Une décision présidentielle qui redéfinit le débat
C’est par une lettre officielle adressée à l’Assemblée nationale que le président de la République a informé les parlementaires de sa décision de fixer la date de la DPG au 13 septembre. Ce décret, signé par Bassirou Diomaye Faye et transmis au président de l'Assemblée nationale Amadou Mame Diop, a surpris plus d’un, notamment du côté de l'opposition qui s'attendait à une tenue de la déclaration le 11 septembre, comme initialement proposé par les députés.
La DPG est un moment crucial de la vie politique d'un pays où le Premier ministre présente les grandes orientations de son gouvernement, expose ses priorités et sollicite la confiance de l'Assemblée nationale. La décision de reporter cette déclaration a donc des répercussions importantes, tant sur le plan institutionnel que politique.
Le ministre du Travail Yankhoba Diémé a confirmé que la décision du président est en parfaite conformité avec l'article 97 du règlement intérieur de l'Assemblée nationale, qui exige un délai de huit jours entre l’information des parlementaires et la tenue effective de la déclaration.

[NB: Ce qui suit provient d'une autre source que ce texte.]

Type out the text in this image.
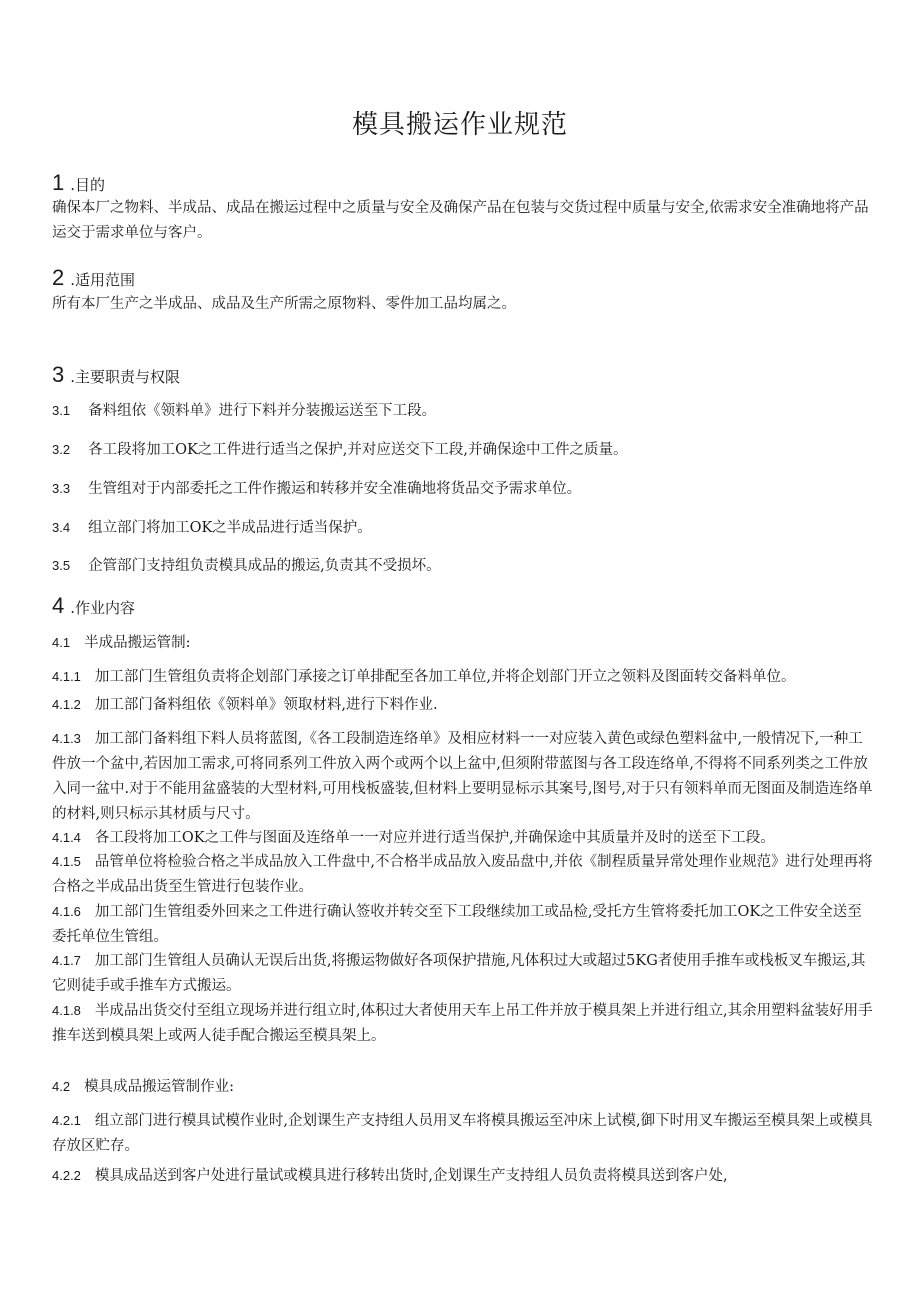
模具搬运作业规范
1 .目的
确保本厂之物料、半成品、成品在搬运过程中之质量与安全及确保产品在包装与交货过程中质量与安全,依需求安全准确地将产品运交于需求单位与客户。
2 .适用范围
所有本厂生产之半成品、成品及生产所需之原物料、零件加工品均属之。
3 .主要职责与权限
3.1 备料组依《领料单》进行下料并分装搬运送至下工段。
3.2 各工段将加工OK之工件进行适当之保护,并对应送交下工段,并确保途中工件之质量。
3.3 生管组对于内部委托之工件作搬运和转移并安全准确地将货品交予需求单位。
3.4 组立部门将加工OK之半成品进行适当保护。
3.5 企管部门支持组负责模具成品的搬运,负责其不受损坏。
4 .作业内容
4.1 半成品搬运管制:
4.1.1 加工部门生管组负责将企划部门承接之订单排配至各加工单位,并将企划部门开立之领料及图面转交备料单位。
4.1.2 加工部门备料组依《领料单》领取材料,进行下料作业.
4.1.3 加工部门备料组下料人员将蓝图,《各工段制造连络单》及相应材料一一对应装入黄色或绿色塑料盆中,一般情况下,一种工件放一个盆中,若因加工需求,可将同系列工件放入两个或两个以上盆中,但须附带蓝图与各工段连络单,不得将不同系列类之工件放入同一盆中.对于不能用盆盛装的大型材料,可用栈板盛装,但材料上要明显标示其案号,图号,对于只有领料单而无图面及制造连络单的材料,则只标示其材质与尺寸。
4.1.4 各工段将加工OK之工件与图面及连络单一一对应并进行适当保护,并确保途中其质量并及时的送至下工段。
4.1.5 品管单位将检验合格之半成品放入工件盘中,不合格半成品放入废品盘中,并依《制程质量异常处理作业规范》进行处理再将合格之半成品出货至生管进行包装作业。
4.1.6 加工部门生管组委外回来之工件进行确认签收并转交至下工段继续加工或品检,受托方生管将委托加工OK之工件安全送至委托单位生管组。
4.1.7 加工部门生管组人员确认无误后出货,将搬运物做好各项保护措施,凡体积过大或超过5KG者使用手推车或栈板叉车搬运,其它则徒手或手推车方式搬运。
4.1.8 半成品出货交付至组立现场并进行组立时,体积过大者使用天车上吊工件并放于模具架上并进行组立,其余用塑料盆装好用手推车送到模具架上或两人徒手配合搬运至模具架上。
4.2 模具成品搬运管制作业:
4.2.1 组立部门进行模具试模作业时,企划课生产支持组人员用叉车将模具搬运至冲床上试模,御下时用叉车搬运至模具架上或模具存放区贮存。
4.2.2 模具成品送到客户处进行量试或模具进行移转出货时,企划课生产支持组人员负责将模具送到客户处,
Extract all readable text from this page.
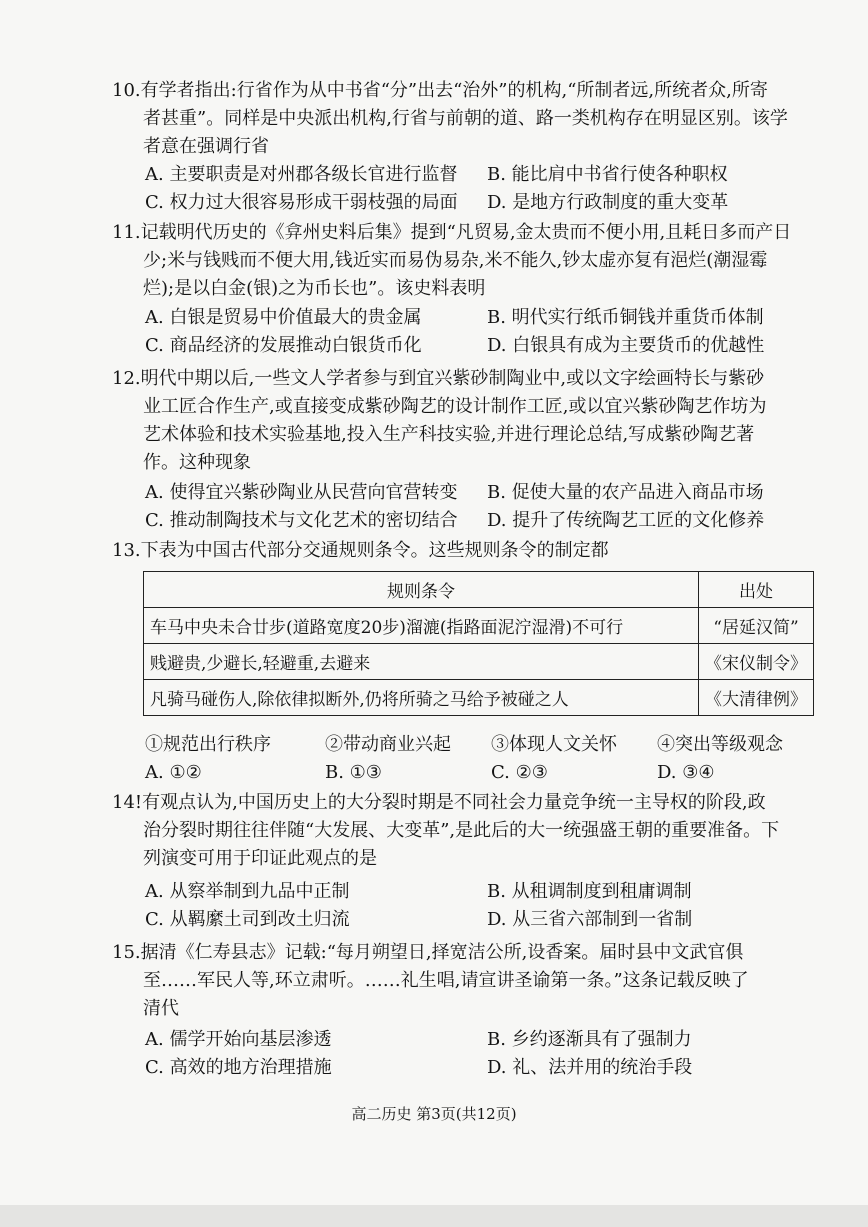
10.有学者指出:行省作为从中书省“分”出去“治外”的机构,“所制者远,所统者众,所寄
者甚重”。同样是中央派出机构,行省与前朝的道、路一类机构存在明显区别。该学
者意在强调行省
A. 主要职责是对州郡各级长官进行监督 B. 能比肩中书省行使各种职权
C. 权力过大很容易形成干弱枝强的局面 D. 是地方行政制度的重大变革
11.记载明代历史的《弇州史料后集》提到“凡贸易,金太贵而不便小用,且耗日多而产日
少;米与钱贱而不便大用,钱近实而易伪易杂,米不能久,钞太虚亦复有浥烂(潮湿霉
烂);是以白金(银)之为币长也”。该史料表明
A. 白银是贸易中价值最大的贵金属	B. 明代实行纸币铜钱并重货币体制
C. 商品经济的发展推动白银货币化	D. 白银具有成为主要货币的优越性
12.明代中期以后,一些文人学者参与到宜兴紫砂制陶业中,或以文字绘画特长与紫砂
业工匠合作生产,或直接变成紫砂陶艺的设计制作工匠,或以宜兴紫砂陶艺作坊为
艺术体验和技术实验基地,投入生产科技实验,并进行理论总结,写成紫砂陶艺著
作。这种现象
A. 使得宜兴紫砂陶业从民营向官营转变 B. 促使大量的农产品进入商品市场
C. 推动制陶技术与文化艺术的密切结合 D. 提升了传统陶艺工匠的文化修养
13.下表为中国古代部分交通规则条令。这些规则条令的制定都
规则条令	出处
车马中央未合廿步(道路宽度20步)溜漉(指路面泥泞湿滑)不可行	“居延汉简”
贱避贵,少避长,轻避重,去避来	《宋仪制令》
凡骑马碰伤人,除依律拟断外,仍将所骑之马给予被碰之人	《大清律例》
①规范出行秩序	②带动商业兴起 ③体现人文关怀 ④突出等级观念
A. ①②	B. ①③	C. ②③	D. ③④
14!有观点认为,中国历史上的大分裂时期是不同社会力量竞争统一主导权的阶段,政
治分裂时期往往伴随“大发展、大变革”,是此后的大一统强盛王朝的重要准备。下
列演变可用于印证此观点的是
A. 从察举制到九品中正制	B. 从租调制度到租庸调制
C. 从羁縻土司到改土归流	D. 从三省六部制到一省制
15.据清《仁寿县志》记载:“每月朔望日,择宽洁公所,设香案。届时县中文武官俱
至……军民人等,环立肃听。……礼生唱,请宣讲圣谕第一条。”这条记载反映了
清代
A. 儒学开始向基层渗透	B. 乡约逐渐具有了强制力
C. 高效的地方治理措施	D. 礼、法并用的统治手段
高二历史 第3页(共12页)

Ayib Daffé : ‘’C’est Amadou Mame Diop qui a proposé la date du 11 septembre.’’
Selon le député de Pastef Ayib Daffé, président du groupe parlementaire Yewwi Askan Wi, le président de la République a définitivement tranché, mettant fin à une polémique qui, selon lui, n'aurait jamais dû exister. Le report de la motion de censure semble avoir poussé la conférence des leaders de l’Assemblée nationale à fixer, de manière précipitée, la date de la déclaration de politique générale (DPG) au 11 septembre. Ils étaient pourtant conscients que cette date était en contradiction avec l’article 97 du règlement intérieur qui impose un préavis de huit jours entre la convocation de la DPG et sa tenue.

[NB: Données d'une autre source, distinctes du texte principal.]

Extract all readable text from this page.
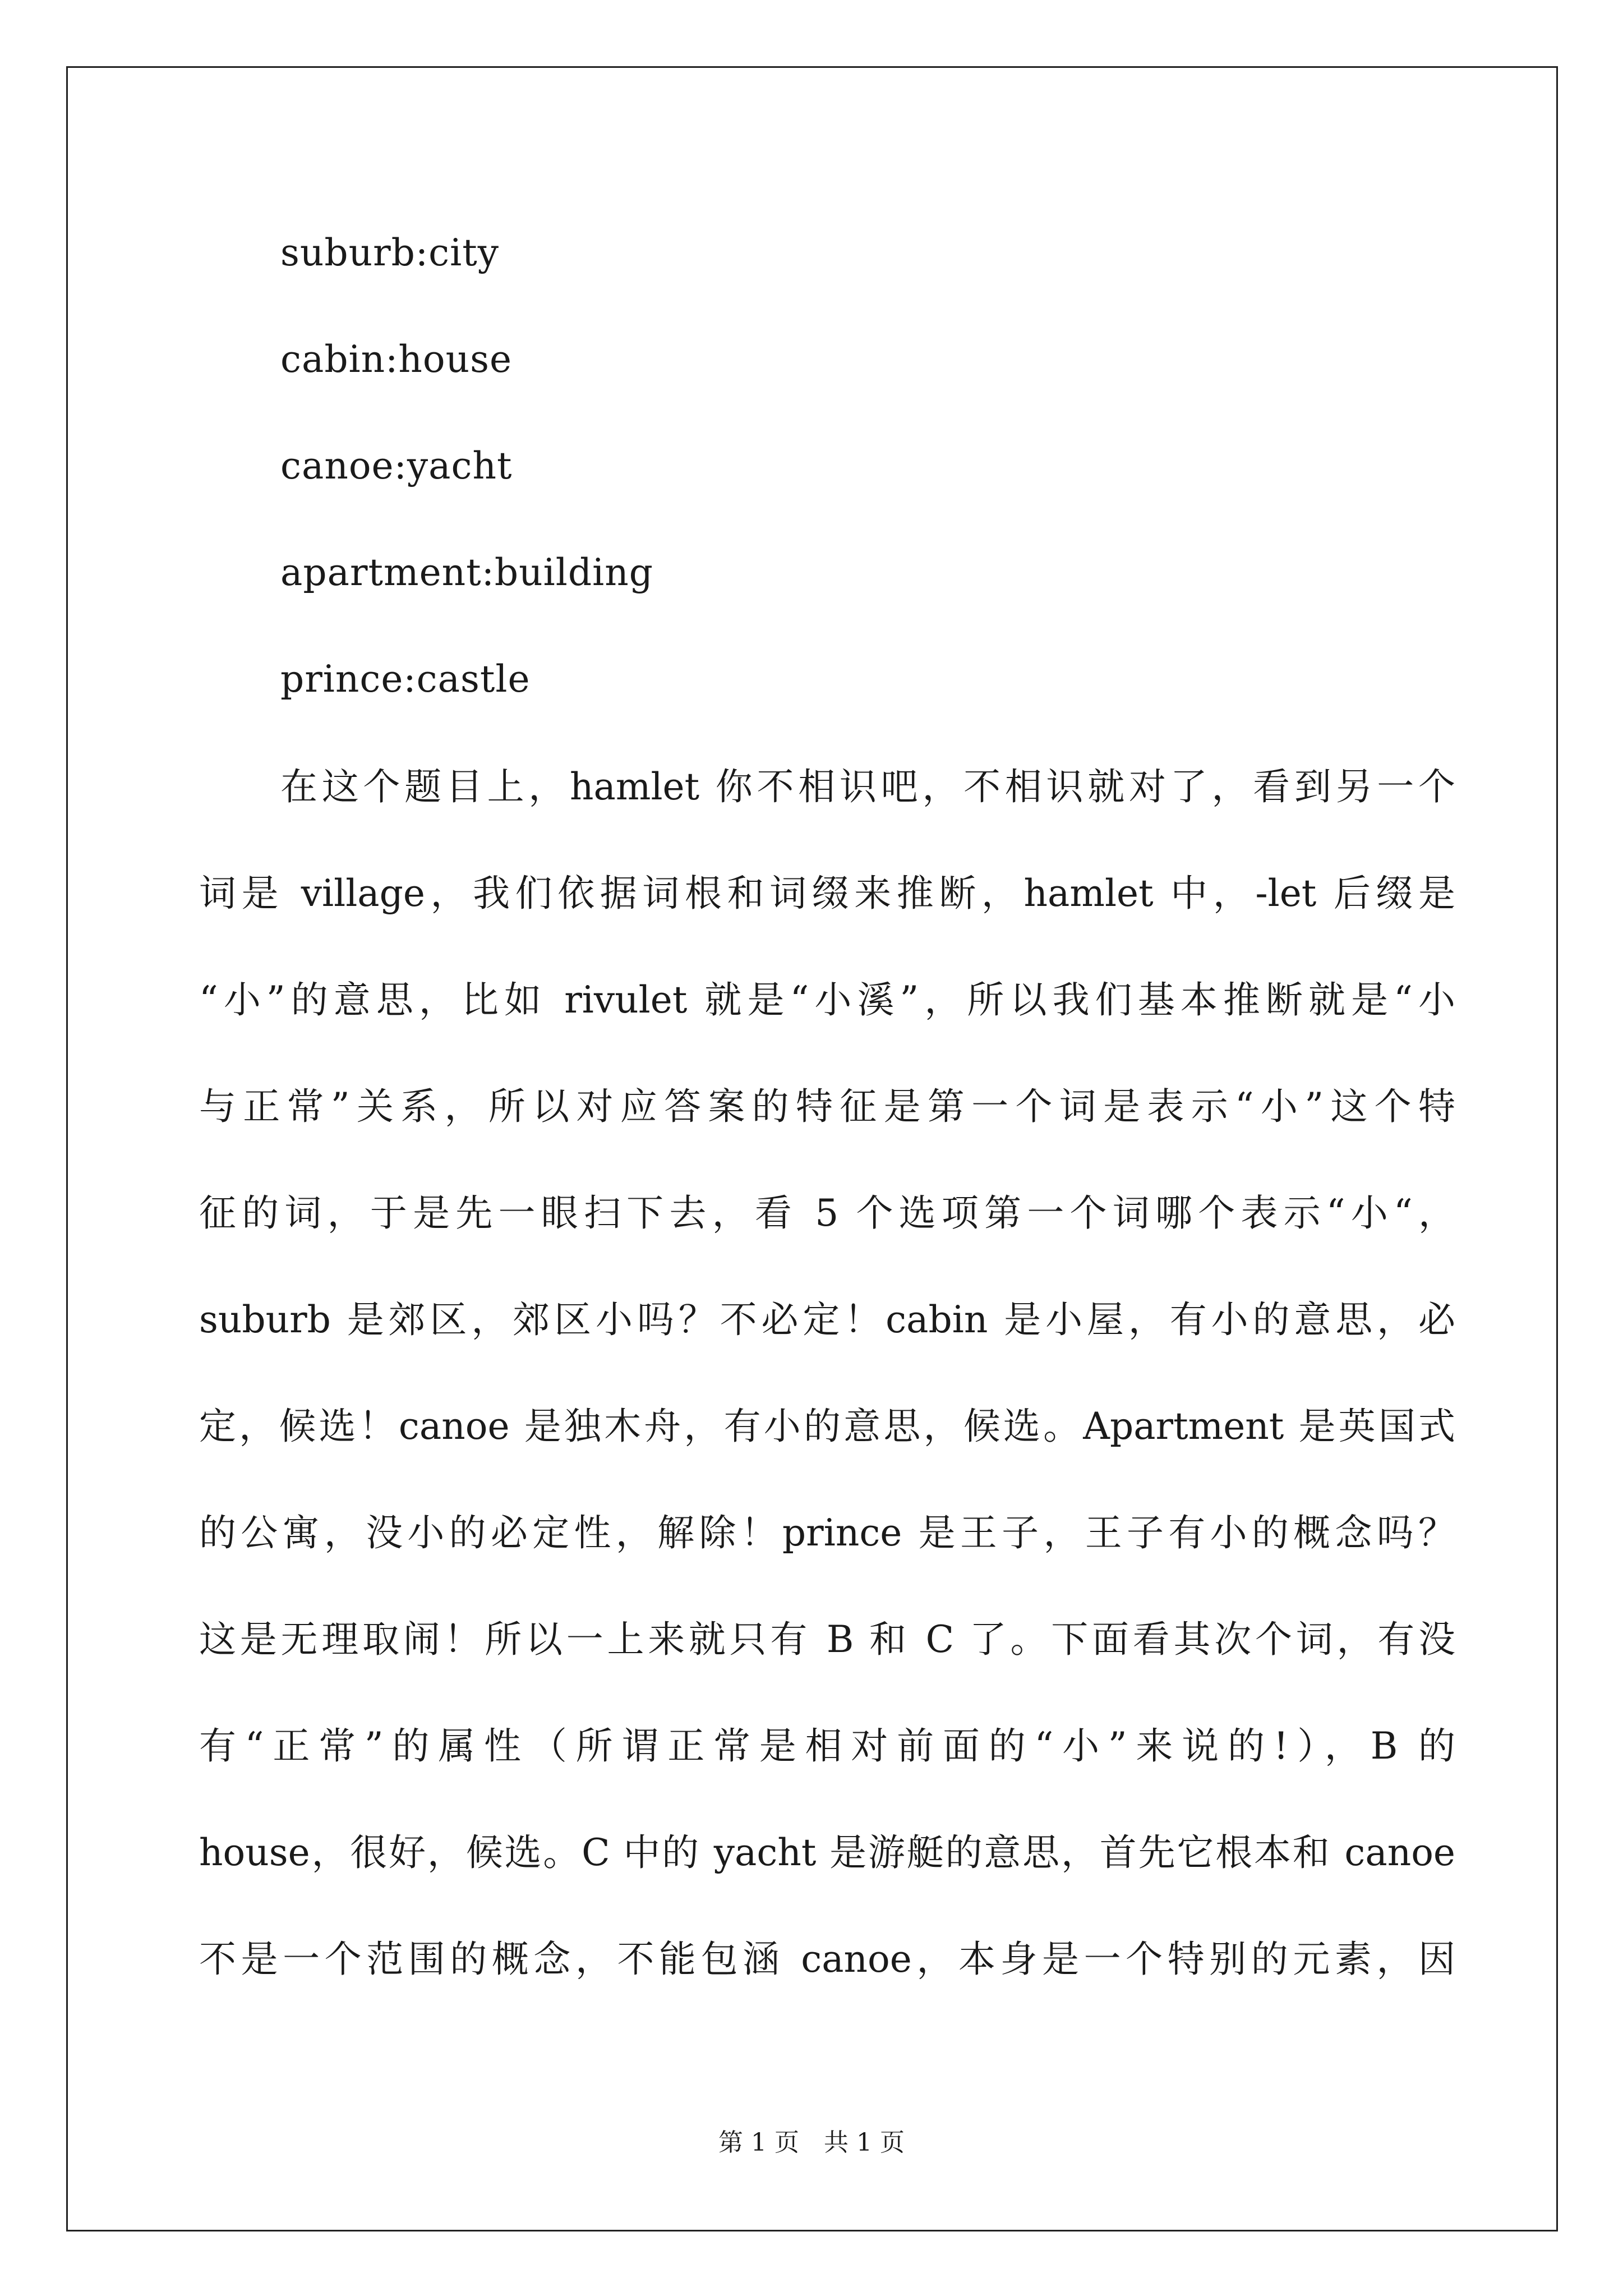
suburb:city
cabin:house
canoe:yacht
apartment:building
prince:castle
在这个题目上，hamlet 你不相识吧，不相识就对了，看到另一个
词是 village，我们依据词根和词缀来推断，hamlet 中，-let 后缀是
“小”的意思，比如 rivulet 就是“小溪”，所以我们基本推断就是“小
与正常”关系，所以对应答案的特征是第一个词是表示“小”这个特
征的词，于是先一眼扫下去，看 5 个选项第一个词哪个表示“小“，
suburb 是郊区，郊区小吗？不必定！cabin 是小屋，有小的意思，必
定，候选！canoe 是独木舟，有小的意思，候选。Apartment 是英国式
的公寓，没小的必定性，解除！prince 是王子，王子有小的概念吗？
这是无理取闹！所以一上来就只有 B 和 C 了。下面看其次个词，有没
有“正常”的属性（所谓正常是相对前面的“小”来说的!），B 的
house，很好，候选。C 中的 yacht 是游艇的意思，首先它根本和 canoe
不是一个范围的概念，不能包涵 canoe，本身是一个特别的元素，因
第 1 页　共 1 页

Pour M. Daffé, il n’y avait pas de véritable consensus au sein de l’Assemblée sur cette date, mais les députés n'avaient pas le choix, étant finalement contraints par la décision du président de la République. Amadou Mame Diop, président de l’Assemblée nationale, a initialement proposé la date du 11 septembre, qui fait écho aux attentats de New York, soulevant des questions sur les motivations réelles derrière ce choix, raille-t-il.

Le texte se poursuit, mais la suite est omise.